Providers → Collector (gRPC) → [Local WAL + Kafka (async)] → Processors (gRPC)
↓
Replay Service (Kafka)Implementation Details:
- Providers maintain lightweight ring buffers (10–30 seconds) for retry on transient collector failures.
- Collector asynchronously publishes to Kafka for distributed durability and replay.
- Real-time processors receive data via gRPC streams (existing pattern).
- Historical replay reads from Kafka topics.
Pros:
- ✅ Preserves existing gRPC architecture and minimal latency.
- ✅ Kafka used only for durability/replay (reduces latency impact).
- ✅ Provider ring buffers handle transient failures without full WAL.
- ✅ Emergency/low-latency bypass available via direct gRPC.
- ✅ Gradual migration path from current AirMap architecture.
Cons:
- ⚠️ Dual data paths increase complexity (gRPC + Kafka).
- ⚠️ Risk of inconsistency between real-time (gRPC) and historical (Kafka) views.
- ⚠️ Still requires managing both gRPC streaming infrastructure AND Kafka.
- ⚠️ Ordering guarantees harder to maintain across two systems.
- ⚠️ Additional operational overhead for two message systems.
Latency Impact:
- Real-time path: No additional latency (pure gRPC).
- Kafka write: 25–50 ms async (doesn’t block real-time).

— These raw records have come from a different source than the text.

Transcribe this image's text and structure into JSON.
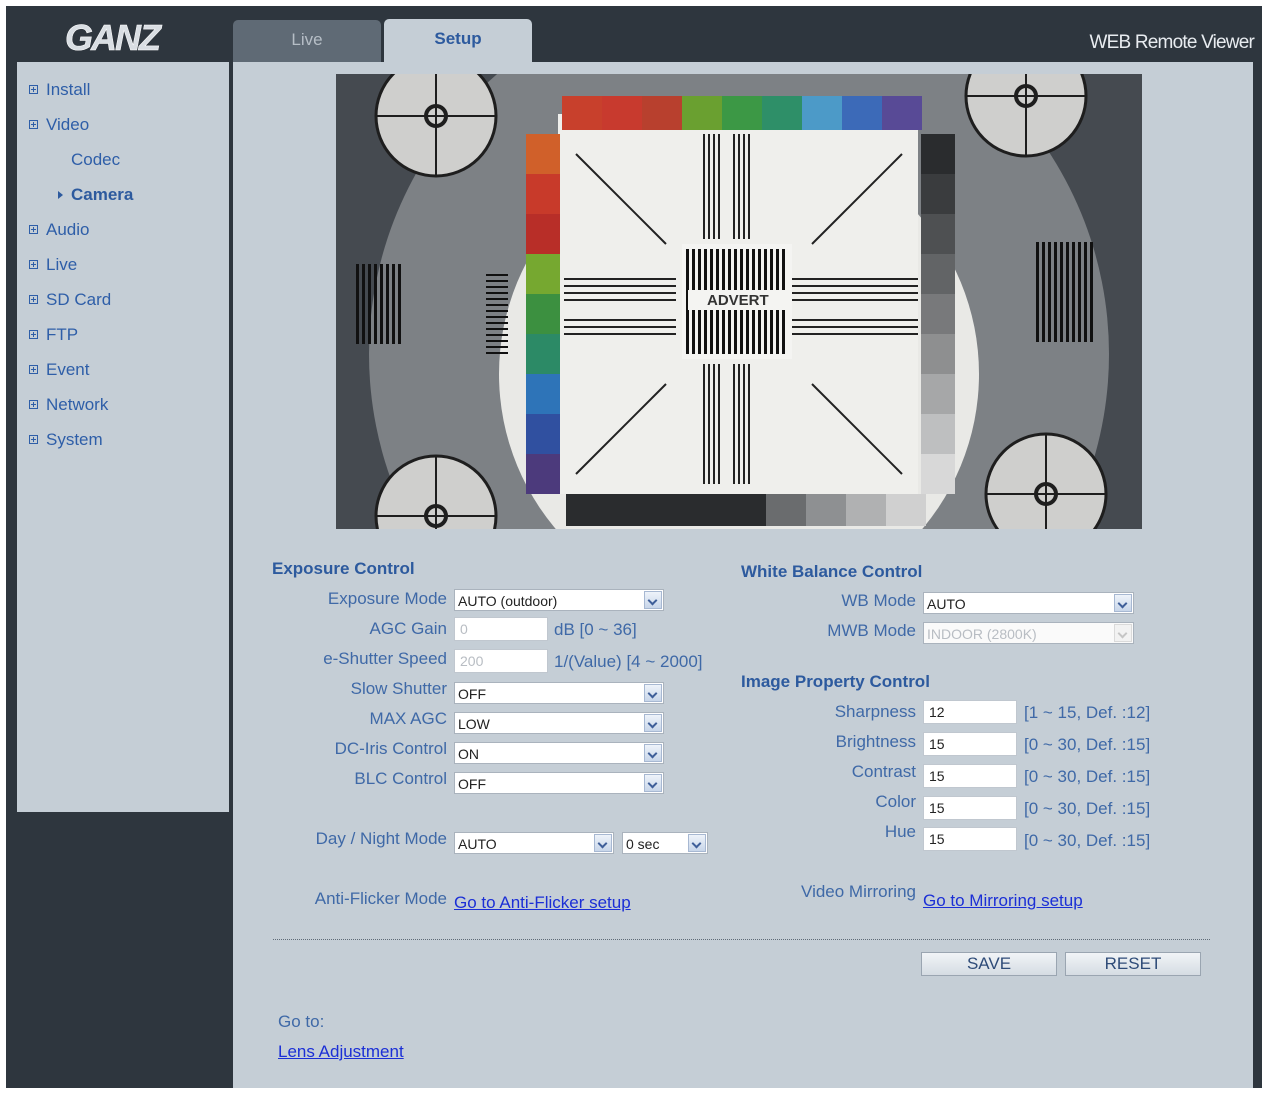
{
  "header": {
    "logo_text": "GANZ",
    "viewer_title": "WEB Remote Viewer",
    "tabs": [
      {
        "label": "Live"
      },
      {
        "label": "Setup"
      }
    ]
  },
  "sidebar": {
    "items": [
      {
        "label": "Install"
      },
      {
        "label": "Video"
      },
      {
        "label": "Codec"
      },
      {
        "label": "Camera"
      },
      {
        "label": "Audio"
      },
      {
        "label": "Live"
      },
      {
        "label": "SD Card"
      },
      {
        "label": "FTP"
      },
      {
        "label": "Event"
      },
      {
        "label": "Network"
      },
      {
        "label": "System"
      }
    ]
  },
  "exposure": {
    "title": "Exposure Control",
    "exposure_mode": {
      "label": "Exposure Mode",
      "value": "AUTO (outdoor)"
    },
    "agc_gain": {
      "label": "AGC Gain",
      "value": "0",
      "hint": "dB [0 ~ 36]"
    },
    "shutter": {
      "label": "e-Shutter Speed",
      "value": "200",
      "hint": "1/(Value) [4 ~ 2000]"
    },
    "slow_shutter": {
      "label": "Slow Shutter",
      "value": "OFF"
    },
    "max_agc": {
      "label": "MAX AGC",
      "value": "LOW"
    },
    "dc_iris": {
      "label": "DC-Iris Control",
      "value": "ON"
    },
    "blc": {
      "label": "BLC Control",
      "value": "OFF"
    },
    "day_night": {
      "label": "Day / Night Mode",
      "value": "AUTO",
      "delay": "0 sec"
    },
    "anti_flicker": {
      "label": "Anti-Flicker Mode",
      "link": "Go to Anti-Flicker setup"
    }
  },
  "white_balance": {
    "title": "White Balance Control",
    "wb_mode": {
      "label": "WB Mode",
      "value": "AUTO"
    },
    "mwb_mode": {
      "label": "MWB Mode",
      "value": "INDOOR (2800K)"
    }
  },
  "image_property": {
    "title": "Image Property Control",
    "sharpness": {
      "label": "Sharpness",
      "value": "12",
      "hint": "[1 ~ 15, Def. :12]"
    },
    "brightness": {
      "label": "Brightness",
      "value": "15",
      "hint": "[0 ~ 30, Def. :15]"
    },
    "contrast": {
      "label": "Contrast",
      "value": "15",
      "hint": "[0 ~ 30, Def. :15]"
    },
    "color": {
      "label": "Color",
      "value": "15",
      "hint": "[0 ~ 30, Def. :15]"
    },
    "hue": {
      "label": "Hue",
      "value": "15",
      "hint": "[0 ~ 30, Def. :15]"
    },
    "mirroring": {
      "label": "Video Mirroring",
      "link": "Go to Mirroring setup"
    }
  },
  "buttons": {
    "save": "SAVE",
    "reset": "RESET"
  },
  "goto": {
    "label": "Go to:",
    "link": "Lens Adjustment"
  },
  "colors": {
    "background": "#2e363e",
    "panel": "#c5ced6",
    "accent": "#2d5a9e",
    "link": "#1b2fd6"
  }
}
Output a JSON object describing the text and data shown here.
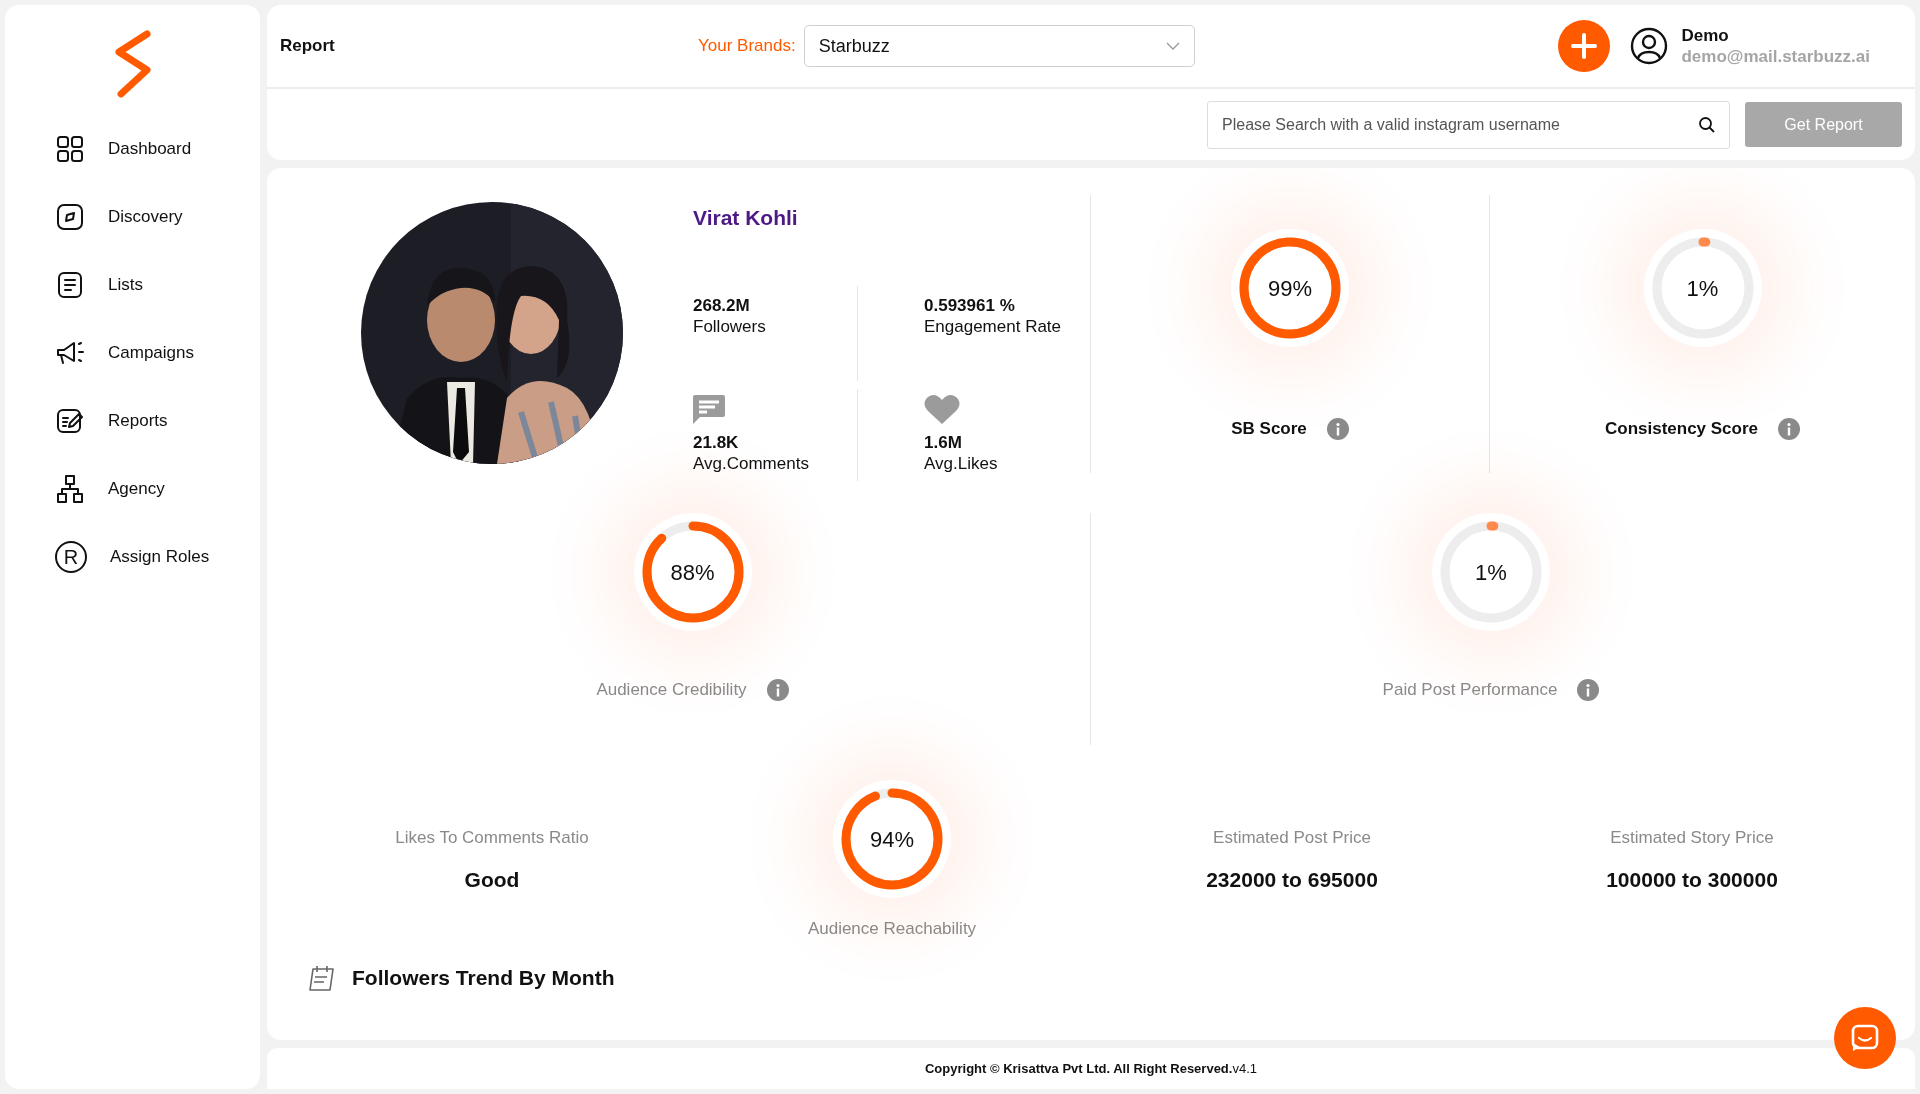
{
  "sidebar": {
    "items": [
      {
        "label": "Dashboard",
        "selected": false
      },
      {
        "label": "Discovery",
        "selected": false
      },
      {
        "label": "Lists",
        "selected": false
      },
      {
        "label": "Campaigns",
        "selected": false
      },
      {
        "label": "Reports",
        "selected": false
      },
      {
        "label": "Agency",
        "selected": false
      },
      {
        "label": "Assign Roles",
        "icon_text": "R",
        "selected": false
      }
    ]
  },
  "header": {
    "title": "Report",
    "brand_label": "Your Brands:",
    "brand_select": {
      "value": "Starbuzz"
    },
    "user": {
      "name": "Demo",
      "email": "demo@mail.starbuzz.ai"
    }
  },
  "search": {
    "placeholder": "Please Search with a valid instagram username",
    "button": {
      "label": "Get Report",
      "disabled": true
    }
  },
  "profile": {
    "name": "Virat Kohli",
    "stats": [
      {
        "value": "268.2M",
        "label": "Followers"
      },
      {
        "value": "0.593961 %",
        "label": "Engagement Rate"
      },
      {
        "value": "21.8K",
        "label": "Avg.Comments"
      },
      {
        "value": "1.6M",
        "label": "Avg.Likes"
      }
    ]
  },
  "scores": [
    {
      "value": "99%",
      "label": "SB Score",
      "kind": "headline"
    },
    {
      "value": "1%",
      "label": "Consistency Score",
      "kind": "headline"
    },
    {
      "value": "88%",
      "label": "Audience Credibility",
      "kind": "muted"
    },
    {
      "value": "1%",
      "label": "Paid Post Performance",
      "kind": "muted"
    }
  ],
  "metrics": [
    {
      "kind": "text",
      "label": "Likes To Comments Ratio",
      "value": "Good"
    },
    {
      "kind": "donut",
      "percent": "94%",
      "label": "Audience Reachability"
    },
    {
      "kind": "text",
      "label": "Estimated Post Price",
      "value": "232000 to 695000"
    },
    {
      "kind": "text",
      "label": "Estimated Story Price",
      "value": "100000 to 300000"
    }
  ],
  "section": {
    "title": "Followers Trend By Month"
  },
  "footer": {
    "text": "**Copyright © Krisattva Pvt Ltd. All Right Reserved.**v4.1"
  }
}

- For 1–5 second update cycles, async Kafka write is negligible.
Decision Status: Deferred as Migration Strategy
This hybrid approach is not rejected but rather deferred for strategic implementation:
Use Case 1: Migration Path
- Phase 1: Start with hybrid (minimal disruption to existing AirMap gRPC architecture).
- Phase 2: Gradually shift consumers from gRPC to Kafka consumers.
- Phase 3: Eventually deprecate gRPC streams when all consumers migrated.
- Benefit: Reduces risk by allowing incremental migration with rollback capability.
Use Case 2: Latency Fallback
- If production testing reveals Kafka latency exceeds requirements (> 100 ms P99).
- Critical real-time paths (emergency alerts, collision warnings) stay on gRPC.
- Non-critical paths (logging, analytics, replay) use Kafka.
- Benefit: Meets aggressive latency SLAs while maintaining durability.
If Kafka latency proves problematic, this hybrid architecture becomes the fallback plan with a well-documented implementation strategy.